Что касается судебного штрафа, то данная мера в соответствии со ст. 76-2 УК РФ является формой освобождения от уголовной ответственности и назначается судом только в случае освобождения лица, совершившего преступление, от уголовной ответственности (ст. 104-4 УК РФ). А конфискация имущества может применяться только при вынесении обвинительного приговора и назначении наказания лицам, признанным виновными в совершении преступления.
Таким образом, иные меры уголовно-правового характера – это либо меры медицинского характера, применяемые в отношении невменяемых, не подлежащих уголовной ответственности, либо меры медицинского характера, применяемые в отношении лиц, признанных вменяемыми, но нуждающимися в лечении, либо меры, применяемые при освобождении от уголовной ответственности в связи с заменой ее судебным штрафом. В отличие от конфискации имущества ни меры медицинского характера, ни судебный штраф не являются формой реализации уголовной ответственности. Поэтому нормы о конфискации имущества не могут находиться в разделе VI УК РФ вместе с принудительными мерами медицинского характера и судебным штрафом как имеющие принципиально разную юридическую природу. «Иные меры» в такой трактовке не образуют систему, так как оторваны друг от друга [6,с. 872].
Нормы о конфискации имущества, содержащиеся в главе 15.1 раздела VIУголовного кодекса РФ, обладают целым рядом других серьезных недостатков, в связи с чем их нельзя назвать эффективными, особенно по отношению к преступлениям корыстной и коррупционной направленности.
Также следует согласиться, что перечень «конфискационных» преступлений, закрепленный в п. «а» ч. 1 ст. 104.1 УК РФ, не имеет четких критериев. Преступления, включенные в него, относятся к различным категориям преступлений (ст. 15 УК РФ), расположены в разных главах УК РФ и, следовательно, имеют разные родовые и видовые объекты, имеют разные мотивы и цели совершения преступления[1, с. 22-23].

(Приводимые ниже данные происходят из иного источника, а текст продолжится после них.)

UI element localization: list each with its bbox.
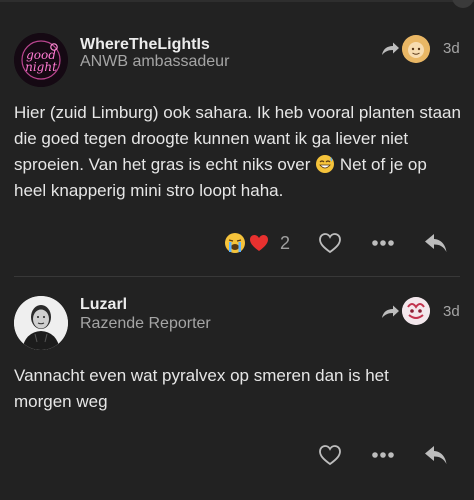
ellipsis-icon: [372, 452, 394, 458]
post-age[interactable]: 3d: [443, 303, 460, 320]
topic-screen: good night WhereTheLightIs ANWB ambassad…: [0, 0, 474, 500]
more-options-button[interactable]: [370, 442, 396, 468]
avatar-text-night: night: [25, 60, 57, 74]
user-title: ANWB ambassadeur: [80, 53, 230, 70]
red-heart-emoji-icon: [250, 235, 268, 251]
username[interactable]: Luzarl: [80, 296, 127, 314]
portrait-avatar-icon[interactable]: [14, 296, 68, 350]
crying-face-emoji-icon: [225, 233, 245, 253]
replied-user-avatar-icon[interactable]: [402, 297, 430, 325]
heart-outline-icon: [319, 233, 341, 254]
post-body: Hier (zuid Limburg) ook sahara. Ik heb v…: [14, 100, 462, 204]
grinning-sweat-emoji-icon: [316, 155, 335, 173]
reply-to-arrow-icon[interactable]: [380, 304, 400, 320]
more-options-button[interactable]: [370, 230, 396, 256]
post-age[interactable]: 3d: [443, 40, 460, 57]
like-button[interactable]: [317, 442, 343, 468]
good-night-neon-avatar-icon[interactable]: good night: [14, 33, 68, 87]
user-title: Razende Reporter: [80, 315, 211, 332]
reply-button[interactable]: [422, 230, 450, 256]
reply-icon: [425, 234, 447, 252]
post-2: Luzarl Razende Reporter 3d Vannacht even…: [0, 277, 474, 500]
username[interactable]: WhereTheLightIs: [80, 36, 210, 54]
reply-button[interactable]: [422, 442, 450, 468]
reactions[interactable]: [224, 230, 270, 256]
like-count[interactable]: 2: [280, 233, 290, 254]
like-button[interactable]: [317, 230, 343, 256]
post-1: good night WhereTheLightIs ANWB ambassad…: [0, 0, 474, 276]
replied-user-avatar-icon[interactable]: [402, 35, 430, 63]
reply-to-arrow-icon[interactable]: [380, 41, 400, 57]
ellipsis-icon: [372, 240, 394, 246]
post-body: Vannacht even wat pyralvex op smeren dan…: [14, 366, 389, 411]
reply-icon: [425, 446, 447, 464]
heart-outline-icon: [319, 445, 341, 466]
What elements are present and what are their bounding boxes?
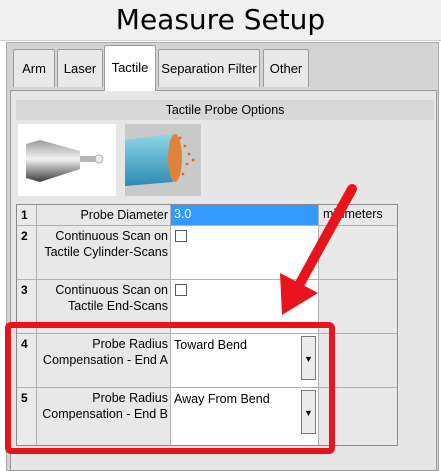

Предмет конфискации в главе 15.1 УК РФ, по сравнению с ранее действовавшей ст. 52 УК РФ, определен очень узко. Согласно ст. 52 УК РФ, конфискации подлежало имущество, принадлежащее осужденному, то есть имущество, которым он владел на формально законных основаниях. В статье же 104-1 УК РФ речь идет о конфискации имущества, которое получено в результате совершения преступления или является доходами от этого имущества либо использовалось или предназначалось для использования в качестве орудия преступления либо для финансирования терроризма, организованной группы, незаконного вооруженного формирования, преступного сообщества (преступной организации).
Однако деньги, ценности и другое имущество, полученное виновным в результате совершения преступления (получение взятки, хищение и т. д.), не могут принадлежать виновному ни при каких обстоятельствах. Что же касается имущества, которое используется для совершения преступления (денежные средства, используемые для финансирования терроризма, орудия преступления), то даже если они принадлежат виновному на законных основаниях, они имеют совершенно другой процессуальный режим.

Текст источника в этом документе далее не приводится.